I remember my parents struggling as the house fell into disrepair over the years we made it our home. From the roof caving in, giving way to the weight of bats, to the human bones found under the house and the mounting feeling of being pushed out by spirits, was more than we could stomach. My father would love to tell the story of how he and my mother found the Kelang House by driving past it below the hill one day and looking up at it accidentally. When he approach the house for the first time, he told us that as he crossed the threshold, he had an overwhelming feeling of coming home.  Having  felt this way once before, he could only describe it as an experience of “knowing”, a lot like when he told us how he first met my mom and knew she was his wife. In the beginning it was a magical, stunning place, like a stately home overlooking the town below, and when our time was up, it let us know.
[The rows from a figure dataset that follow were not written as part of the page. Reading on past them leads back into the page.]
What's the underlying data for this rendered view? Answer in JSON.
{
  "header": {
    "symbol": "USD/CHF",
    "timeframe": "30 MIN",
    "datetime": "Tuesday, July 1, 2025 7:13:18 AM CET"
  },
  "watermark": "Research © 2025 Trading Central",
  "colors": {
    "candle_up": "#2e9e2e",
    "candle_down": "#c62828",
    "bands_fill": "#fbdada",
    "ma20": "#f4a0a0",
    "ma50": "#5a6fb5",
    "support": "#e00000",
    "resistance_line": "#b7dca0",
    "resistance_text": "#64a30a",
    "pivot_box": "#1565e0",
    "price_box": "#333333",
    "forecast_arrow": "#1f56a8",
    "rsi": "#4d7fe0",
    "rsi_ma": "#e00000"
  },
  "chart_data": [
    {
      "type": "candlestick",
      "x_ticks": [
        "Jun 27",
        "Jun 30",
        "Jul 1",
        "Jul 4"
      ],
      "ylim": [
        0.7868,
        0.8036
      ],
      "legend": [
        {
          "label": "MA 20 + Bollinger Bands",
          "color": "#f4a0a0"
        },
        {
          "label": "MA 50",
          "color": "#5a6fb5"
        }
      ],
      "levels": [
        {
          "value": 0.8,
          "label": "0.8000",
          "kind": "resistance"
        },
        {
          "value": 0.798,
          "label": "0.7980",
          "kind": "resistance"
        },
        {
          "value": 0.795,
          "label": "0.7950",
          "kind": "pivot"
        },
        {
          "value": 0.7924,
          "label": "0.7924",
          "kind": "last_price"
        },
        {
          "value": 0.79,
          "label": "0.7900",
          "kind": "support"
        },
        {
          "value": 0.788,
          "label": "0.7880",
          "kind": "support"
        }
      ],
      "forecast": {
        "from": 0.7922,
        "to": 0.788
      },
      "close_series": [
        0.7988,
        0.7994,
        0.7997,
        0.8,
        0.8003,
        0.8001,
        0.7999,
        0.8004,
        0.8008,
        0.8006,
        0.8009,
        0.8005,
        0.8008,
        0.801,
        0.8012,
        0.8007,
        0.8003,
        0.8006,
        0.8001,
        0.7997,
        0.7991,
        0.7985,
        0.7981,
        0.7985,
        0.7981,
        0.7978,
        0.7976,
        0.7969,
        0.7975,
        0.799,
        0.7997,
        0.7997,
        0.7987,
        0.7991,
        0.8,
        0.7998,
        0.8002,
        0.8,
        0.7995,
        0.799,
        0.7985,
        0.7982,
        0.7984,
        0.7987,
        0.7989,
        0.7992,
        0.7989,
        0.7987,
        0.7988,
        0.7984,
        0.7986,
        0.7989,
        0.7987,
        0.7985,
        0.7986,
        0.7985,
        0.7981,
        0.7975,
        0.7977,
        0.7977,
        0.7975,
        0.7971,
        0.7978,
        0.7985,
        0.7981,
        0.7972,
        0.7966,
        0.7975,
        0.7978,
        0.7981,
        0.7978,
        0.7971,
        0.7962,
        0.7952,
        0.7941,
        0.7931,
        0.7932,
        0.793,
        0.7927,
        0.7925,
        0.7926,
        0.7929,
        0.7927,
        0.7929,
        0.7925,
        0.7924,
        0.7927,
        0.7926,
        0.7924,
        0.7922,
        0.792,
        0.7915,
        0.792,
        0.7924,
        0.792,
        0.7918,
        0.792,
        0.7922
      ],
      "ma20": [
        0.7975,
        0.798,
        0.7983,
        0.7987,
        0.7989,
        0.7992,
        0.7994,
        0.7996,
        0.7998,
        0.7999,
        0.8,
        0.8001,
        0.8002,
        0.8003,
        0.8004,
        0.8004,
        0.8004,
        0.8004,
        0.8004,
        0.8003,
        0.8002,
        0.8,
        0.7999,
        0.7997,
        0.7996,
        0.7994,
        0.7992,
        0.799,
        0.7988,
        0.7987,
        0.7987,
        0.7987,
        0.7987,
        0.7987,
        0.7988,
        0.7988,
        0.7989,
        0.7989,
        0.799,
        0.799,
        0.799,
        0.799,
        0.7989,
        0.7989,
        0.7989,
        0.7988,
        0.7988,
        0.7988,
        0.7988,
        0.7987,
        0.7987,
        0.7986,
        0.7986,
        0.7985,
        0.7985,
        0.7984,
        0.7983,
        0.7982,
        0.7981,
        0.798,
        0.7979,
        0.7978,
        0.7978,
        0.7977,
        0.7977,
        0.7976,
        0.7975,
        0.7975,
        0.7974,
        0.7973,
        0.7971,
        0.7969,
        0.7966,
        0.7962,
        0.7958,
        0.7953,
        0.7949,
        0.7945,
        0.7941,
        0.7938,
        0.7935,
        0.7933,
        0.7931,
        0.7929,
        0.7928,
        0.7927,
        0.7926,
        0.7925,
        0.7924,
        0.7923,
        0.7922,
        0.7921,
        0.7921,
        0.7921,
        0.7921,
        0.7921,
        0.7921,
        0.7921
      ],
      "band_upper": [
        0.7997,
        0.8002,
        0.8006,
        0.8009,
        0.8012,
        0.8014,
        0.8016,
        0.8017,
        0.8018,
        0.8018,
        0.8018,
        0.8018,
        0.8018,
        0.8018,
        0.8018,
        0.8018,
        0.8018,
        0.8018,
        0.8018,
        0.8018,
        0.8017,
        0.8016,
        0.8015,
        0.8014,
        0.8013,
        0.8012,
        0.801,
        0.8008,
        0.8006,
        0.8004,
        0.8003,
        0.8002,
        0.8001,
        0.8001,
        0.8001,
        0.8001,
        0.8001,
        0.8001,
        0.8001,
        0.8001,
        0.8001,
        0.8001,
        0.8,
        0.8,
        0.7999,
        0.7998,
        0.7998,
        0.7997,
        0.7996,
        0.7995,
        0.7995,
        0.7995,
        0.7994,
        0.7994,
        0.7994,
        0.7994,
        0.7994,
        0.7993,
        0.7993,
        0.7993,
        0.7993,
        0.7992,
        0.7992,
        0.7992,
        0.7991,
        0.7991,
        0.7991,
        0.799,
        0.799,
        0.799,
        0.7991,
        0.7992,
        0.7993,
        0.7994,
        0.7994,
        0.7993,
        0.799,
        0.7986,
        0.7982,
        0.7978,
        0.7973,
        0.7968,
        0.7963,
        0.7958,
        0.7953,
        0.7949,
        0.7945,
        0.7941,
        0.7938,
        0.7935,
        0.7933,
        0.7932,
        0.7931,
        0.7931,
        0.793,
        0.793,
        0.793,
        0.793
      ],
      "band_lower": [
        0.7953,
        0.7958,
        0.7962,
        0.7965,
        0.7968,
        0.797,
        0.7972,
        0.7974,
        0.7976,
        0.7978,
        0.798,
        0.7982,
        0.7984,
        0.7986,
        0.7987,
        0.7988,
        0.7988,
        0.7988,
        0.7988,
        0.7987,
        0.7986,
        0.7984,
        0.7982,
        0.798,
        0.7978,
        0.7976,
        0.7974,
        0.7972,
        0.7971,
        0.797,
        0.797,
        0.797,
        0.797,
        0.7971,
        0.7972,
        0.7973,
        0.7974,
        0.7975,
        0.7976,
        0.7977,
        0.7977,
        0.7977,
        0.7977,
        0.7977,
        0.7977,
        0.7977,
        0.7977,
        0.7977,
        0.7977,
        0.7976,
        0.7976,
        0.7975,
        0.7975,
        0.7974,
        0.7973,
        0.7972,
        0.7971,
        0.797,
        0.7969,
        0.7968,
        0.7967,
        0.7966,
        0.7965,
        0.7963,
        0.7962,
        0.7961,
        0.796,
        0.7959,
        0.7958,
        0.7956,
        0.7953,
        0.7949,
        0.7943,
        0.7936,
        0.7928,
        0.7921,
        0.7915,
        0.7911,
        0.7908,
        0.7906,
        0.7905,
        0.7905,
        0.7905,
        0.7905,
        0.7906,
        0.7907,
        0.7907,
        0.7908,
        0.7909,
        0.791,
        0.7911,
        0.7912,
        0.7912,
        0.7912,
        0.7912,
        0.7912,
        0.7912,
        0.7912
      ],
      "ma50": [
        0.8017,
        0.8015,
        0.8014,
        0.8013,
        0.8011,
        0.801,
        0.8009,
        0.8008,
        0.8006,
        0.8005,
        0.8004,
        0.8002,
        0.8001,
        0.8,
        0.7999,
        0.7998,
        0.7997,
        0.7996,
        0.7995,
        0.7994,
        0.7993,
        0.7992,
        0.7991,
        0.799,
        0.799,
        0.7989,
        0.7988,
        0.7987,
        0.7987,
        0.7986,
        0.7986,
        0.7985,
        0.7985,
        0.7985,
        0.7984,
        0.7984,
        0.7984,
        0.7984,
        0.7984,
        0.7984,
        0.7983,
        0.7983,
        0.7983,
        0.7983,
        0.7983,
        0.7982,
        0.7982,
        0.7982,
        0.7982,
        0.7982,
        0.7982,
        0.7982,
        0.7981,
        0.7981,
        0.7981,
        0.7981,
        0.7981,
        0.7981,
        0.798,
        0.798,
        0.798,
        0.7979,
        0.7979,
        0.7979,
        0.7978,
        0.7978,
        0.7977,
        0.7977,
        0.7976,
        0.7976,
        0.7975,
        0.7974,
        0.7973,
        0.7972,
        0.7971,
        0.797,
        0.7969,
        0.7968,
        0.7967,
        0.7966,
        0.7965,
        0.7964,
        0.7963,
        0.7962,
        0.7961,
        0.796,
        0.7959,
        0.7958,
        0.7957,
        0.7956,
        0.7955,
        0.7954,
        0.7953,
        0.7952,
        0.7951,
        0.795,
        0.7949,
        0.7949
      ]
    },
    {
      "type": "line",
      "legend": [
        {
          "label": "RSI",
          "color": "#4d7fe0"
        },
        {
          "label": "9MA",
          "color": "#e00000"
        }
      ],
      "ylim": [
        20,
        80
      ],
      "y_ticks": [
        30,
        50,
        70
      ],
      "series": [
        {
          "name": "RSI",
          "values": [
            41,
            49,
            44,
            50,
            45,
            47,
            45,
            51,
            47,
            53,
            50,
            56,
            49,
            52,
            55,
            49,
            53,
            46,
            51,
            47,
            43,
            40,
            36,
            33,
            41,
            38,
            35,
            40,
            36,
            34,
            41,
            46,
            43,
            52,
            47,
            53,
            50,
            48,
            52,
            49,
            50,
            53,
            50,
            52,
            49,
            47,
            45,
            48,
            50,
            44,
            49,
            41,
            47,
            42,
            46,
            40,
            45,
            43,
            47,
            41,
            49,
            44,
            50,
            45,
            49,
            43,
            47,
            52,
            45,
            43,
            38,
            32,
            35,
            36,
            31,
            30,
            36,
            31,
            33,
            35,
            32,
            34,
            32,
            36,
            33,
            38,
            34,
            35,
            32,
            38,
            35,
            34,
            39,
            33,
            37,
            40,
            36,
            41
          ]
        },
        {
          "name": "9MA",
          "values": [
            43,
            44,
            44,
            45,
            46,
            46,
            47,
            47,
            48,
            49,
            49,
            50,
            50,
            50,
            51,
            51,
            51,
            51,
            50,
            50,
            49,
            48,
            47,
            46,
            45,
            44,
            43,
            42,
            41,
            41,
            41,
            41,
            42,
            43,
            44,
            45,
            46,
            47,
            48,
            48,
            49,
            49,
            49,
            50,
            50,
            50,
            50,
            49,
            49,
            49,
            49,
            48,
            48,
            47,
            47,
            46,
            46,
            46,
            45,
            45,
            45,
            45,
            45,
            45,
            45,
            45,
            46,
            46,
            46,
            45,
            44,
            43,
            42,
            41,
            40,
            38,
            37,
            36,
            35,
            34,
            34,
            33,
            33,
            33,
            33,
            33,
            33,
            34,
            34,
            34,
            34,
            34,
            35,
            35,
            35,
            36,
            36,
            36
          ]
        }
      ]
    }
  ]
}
In college, one of my assignments was to tell a story through images on cloth using a color copier.  I rummaged through my parents collection of photo albums when at home one winter break and found a picture of Christmas morning, 1975? Probably one of the best Christmases ever, where I was given this tricycle with a back seat!  How I longed for that one.

The images read as a book with pages made of china silk sewn over a thin padding. Photos, which are heat transferred to the fabric, tell the tale of a house being consumed by itself. I remember a Yugoslavian girl in my class, as I presented this, saying rather angrily, “there are no such things as ghosts!” Feeling regrettable about defending myself, since I was worried of this kind of reaction in the first place, it was such relief  to find the rest of the class coming to my side, for each person had a ghost story to tell with an enthusiastic gleam in their eye.